No contexto evangélico temos aprendido que missão é pregar o evangelho, principalmente em outro lugar, na maioria das vezes distante. Dentro dessa perspectiva a missão se torna algo para pessoas específicas, especiais, escolhidos. Aí entra a figura, por muitos cultuada, do missionário.
Temos aqui um grande equívoco evangélico, a missão se torna algo para poucos.
Isso é parte de algo maior, uma mania incrível que temos de separar as coisas em grupos isolados e incomunicáveis. É como se tivéssemos que separar tudo que temos contato em caixas, e uma vez encaixotado não se pode ser novamente selecionado ou trocado de caixa.
Isso é algo muito comum na história do cristianismo e na própria história do homem, temos o clero e o povo, o puro e o impuro, o santo e o secular, temos o caso da música a do mundo e a de Deus. E nossa vida está impregnada desta noção e então temos nossa vida na igreja e nossa vida fora dela, chegando a isso nos tormanos meio que bi- polares, como aquele menino que queria que o sua casa fosse dentro da igreja, visto que seu pai ali era um bom pai mas em casa seria algo não tão de acordo com os princípios cristãos.

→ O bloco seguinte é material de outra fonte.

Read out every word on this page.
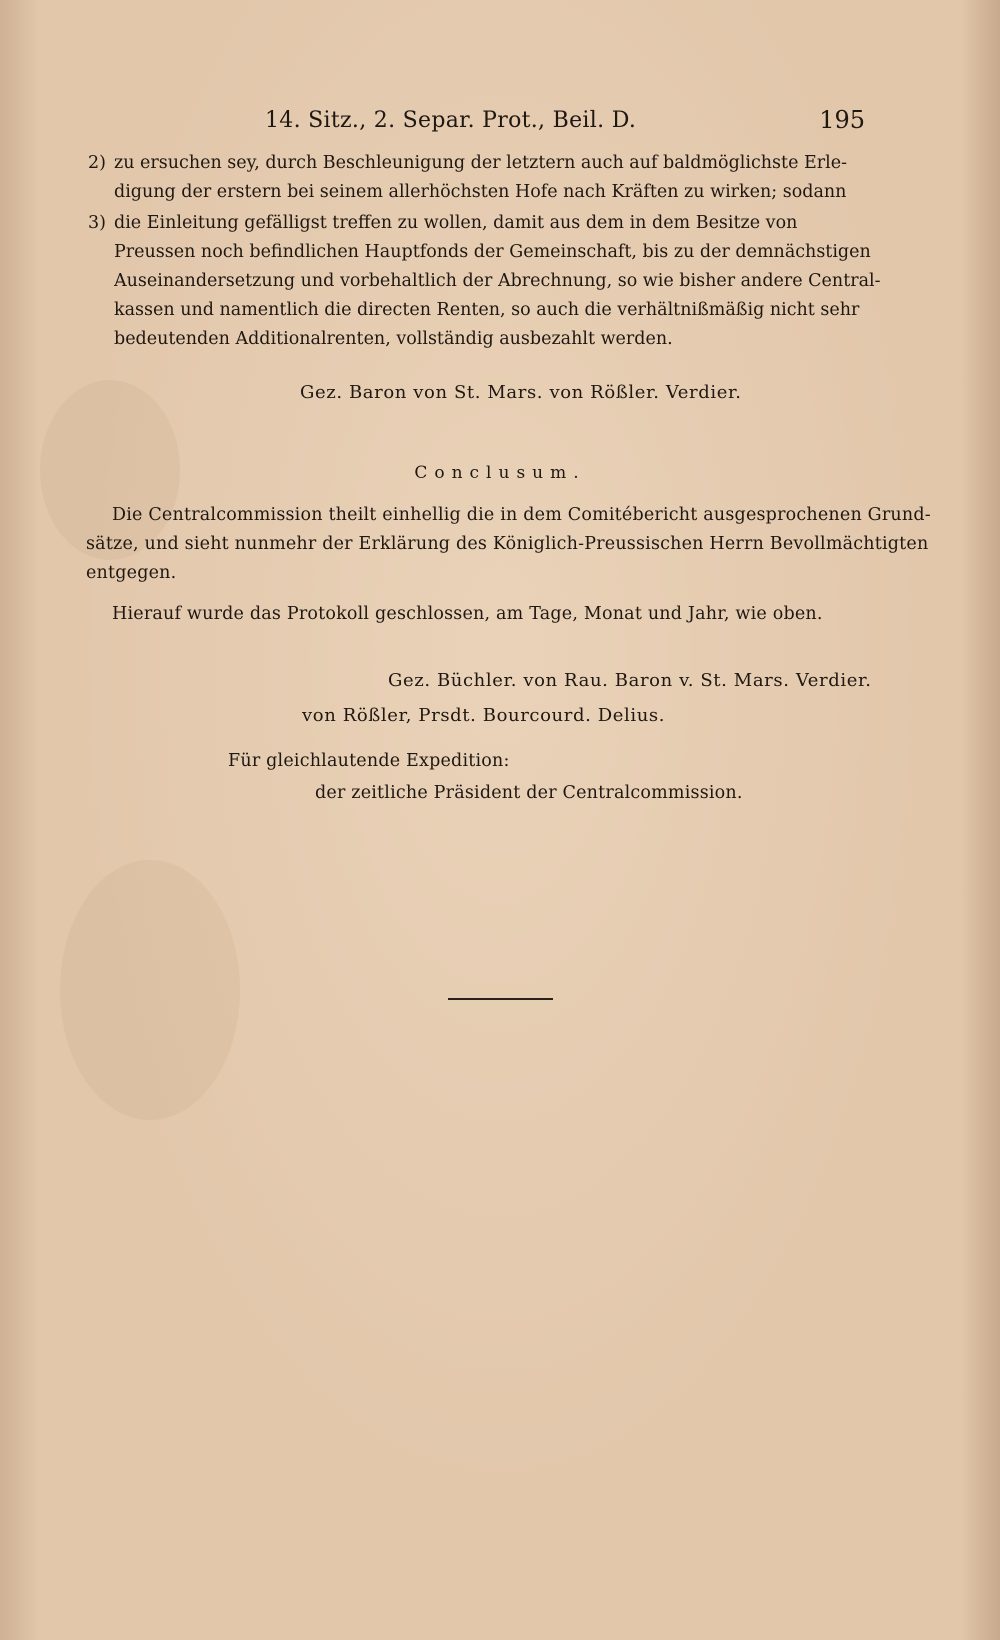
14. Sitz., 2. Separ. Prot., Beil. D.	195
2) zu ersuchen sey, durch Beschleunigung der letztern auch auf baldmöglichste Erle-
digung der erstern bei seinem allerhöchsten Hofe nach Kräften zu wirken; sodann
3) die Einleitung gefälligst treffen zu wollen, damit aus dem in dem Besitze von
Preussen noch befindlichen Hauptfonds der Gemeinschaft, bis zu der demnächstigen
Auseinandersetzung und vorbehaltlich der Abrechnung, so wie bisher andere Central-
kassen und namentlich die directen Renten, so auch die verhältnißmäßig nicht sehr
bedeutenden Additionalrenten, vollständig ausbezahlt werden.
Gez. Baron von St. Mars. von Rößler. Verdier.
Conclusum.
Die Centralcommission theilt einhellig die in dem Comitébericht ausgesprochenen Grund-
sätze, und sieht nunmehr der Erklärung des Königlich-Preussischen Herrn Bevollmächtigten
entgegen.
Hierauf wurde das Protokoll geschlossen, am Tage, Monat und Jahr, wie oben.
Gez. Büchler. von Rau. Baron v. St. Mars. Verdier.
von Rößler, Prsdt. Bourcourd. Delius.
Für gleichlautende Expedition:
der zeitliche Präsident der Centralcommission.
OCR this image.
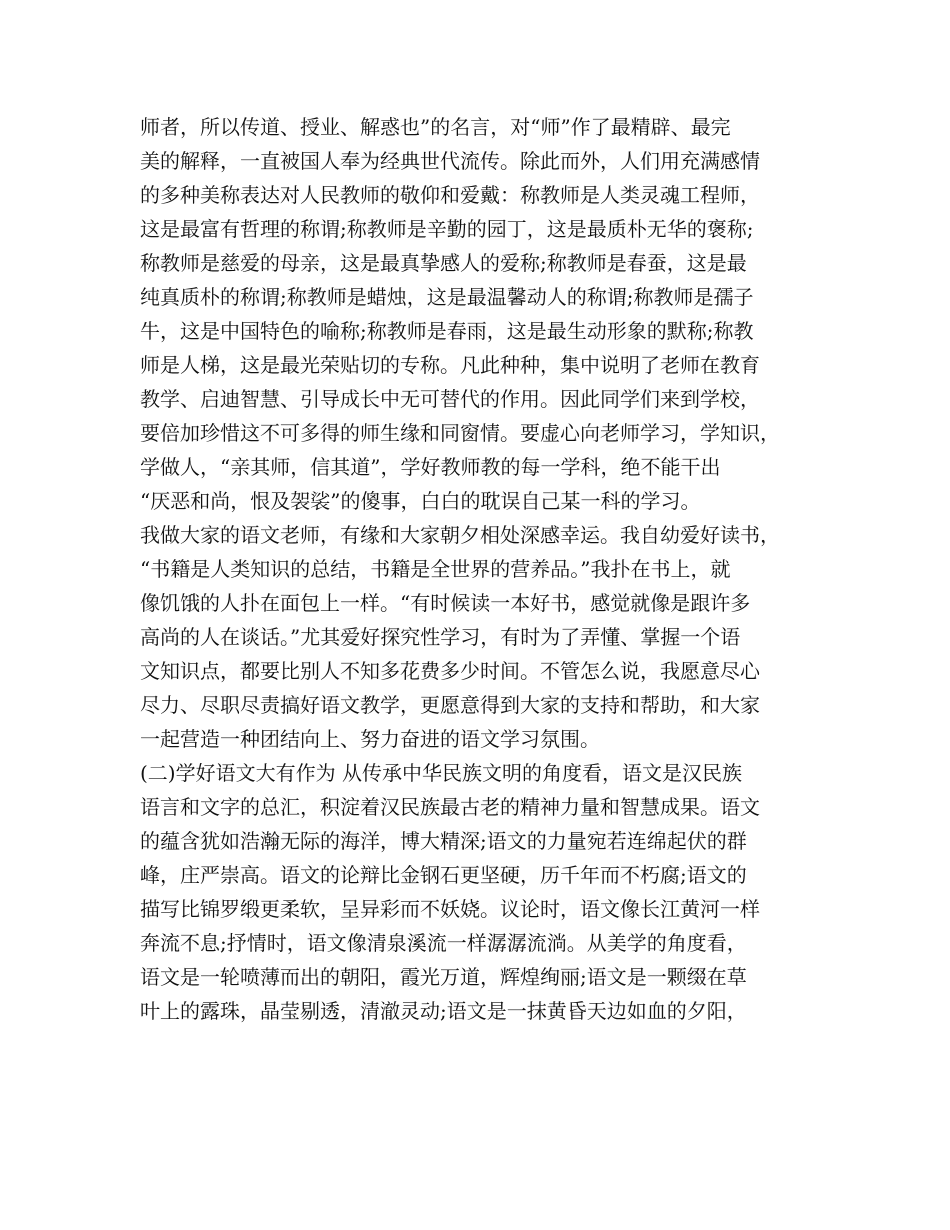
师者，所以传道、授业、解惑也”的名言，对“师”作了最精辟、最完
美的解释，一直被国人奉为经典世代流传。除此而外，人们用充满感情
的多种美称表达对人民教师的敬仰和爱戴：称教师是人类灵魂工程师，
这是最富有哲理的称谓;称教师是辛勤的园丁，这是最质朴无华的褒称;
称教师是慈爱的母亲，这是最真挚感人的爱称;称教师是春蚕，这是最
纯真质朴的称谓;称教师是蜡烛，这是最温馨动人的称谓;称教师是孺子
牛，这是中国特色的喻称;称教师是春雨，这是最生动形象的默称;称教
师是人梯，这是最光荣贴切的专称。凡此种种，集中说明了老师在教育
教学、启迪智慧、引导成长中无可替代的作用。因此同学们来到学校，
要倍加珍惜这不可多得的师生缘和同窗情。要虚心向老师学习，学知识，
学做人，“亲其师，信其道”，学好教师教的每一学科，绝不能干出
“厌恶和尚，恨及袈裟”的傻事，白白的耽误自己某一科的学习。
我做大家的语文老师，有缘和大家朝夕相处深感幸运。我自幼爱好读书，
“书籍是人类知识的总结，书籍是全世界的营养品。”我扑在书上，就
像饥饿的人扑在面包上一样。“有时候读一本好书，感觉就像是跟许多
高尚的人在谈话。”尤其爱好探究性学习，有时为了弄懂、掌握一个语
文知识点，都要比别人不知多花费多少时间。不管怎么说，我愿意尽心
尽力、尽职尽责搞好语文教学，更愿意得到大家的支持和帮助，和大家
一起营造一种团结向上、努力奋进的语文学习氛围。
(二)学好语文大有作为 从传承中华民族文明的角度看，语文是汉民族
语言和文字的总汇，积淀着汉民族最古老的精神力量和智慧成果。语文
的蕴含犹如浩瀚无际的海洋，博大精深;语文的力量宛若连绵起伏的群
峰，庄严崇高。语文的论辩比金钢石更坚硬，历千年而不朽腐;语文的
描写比锦罗缎更柔软，呈异彩而不妖娆。议论时，语文像长江黄河一样
奔流不息;抒情时，语文像清泉溪流一样潺潺流淌。从美学的角度看，
语文是一轮喷薄而出的朝阳，霞光万道，辉煌绚丽;语文是一颗缀在草
叶上的露珠，晶莹剔透，清澈灵动;语文是一抹黄昏天边如血的夕阳，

Assim como na física onde o ponto de vista pode mudar toda uma observação, assim também é nesse assunto. Temos que mudar essa forma de ver a missão para que de fato possamos entender a possível revolução dela decorrente.
Missão é viver o caminho aberto por Cristo, não só pregar, falar palavras bonitas que afagam o coração, mas viver os ensinos dEle. Tem como base viver nossa vida da mesma forma como Ele viveu a sua nessa Terra. Jesus viveu sua missão em todos os momentos aqui, desde pequeno já sabia o porquê de estar aqui.
Sua vida era missional.
Sua vida era sua missão e sua missão era sua vida.
Isto é, em nosso viver diário ter vidas pautadas pelo evangelho, na ética, na honestidade, sendo capazes de chamar o mal de mal e o bem de bem, sem uma visão afetada e distorcida. Assim Ele viveu e assim nos convida a viver.
Os ensinos de Cristo devem estar latentes em todos os aspectos de nossa vida.
Ao refletirmos a verdade do evangelho, mesmo sem palavras, uma revolução é iniciada uma revolução que começa silenciosa dentro de nossos corações, uma revolução na nossa vida, na história, na cultura, na sociedade.
Ao vivermos assim anunciamos que há um caminho melhor, uma alternativa. Isso é revolução.
O Cristo mudou a história e continua revolucionando hoje, através de cada um de nós que o conhece e trilha o mesmo caminho que Ele, na contramão do sistema estabelecido, mas em busca de uma forma superior de viver, com mais amor, mais igualdade, mais verdade.
A revolução que missão pode causar? Os resultados são imensuráveis.
Mas só se torna real quando encarnamos a missão em nosso viver, em cada aspecto, em cada passo, em cada palavra, em cada olhar.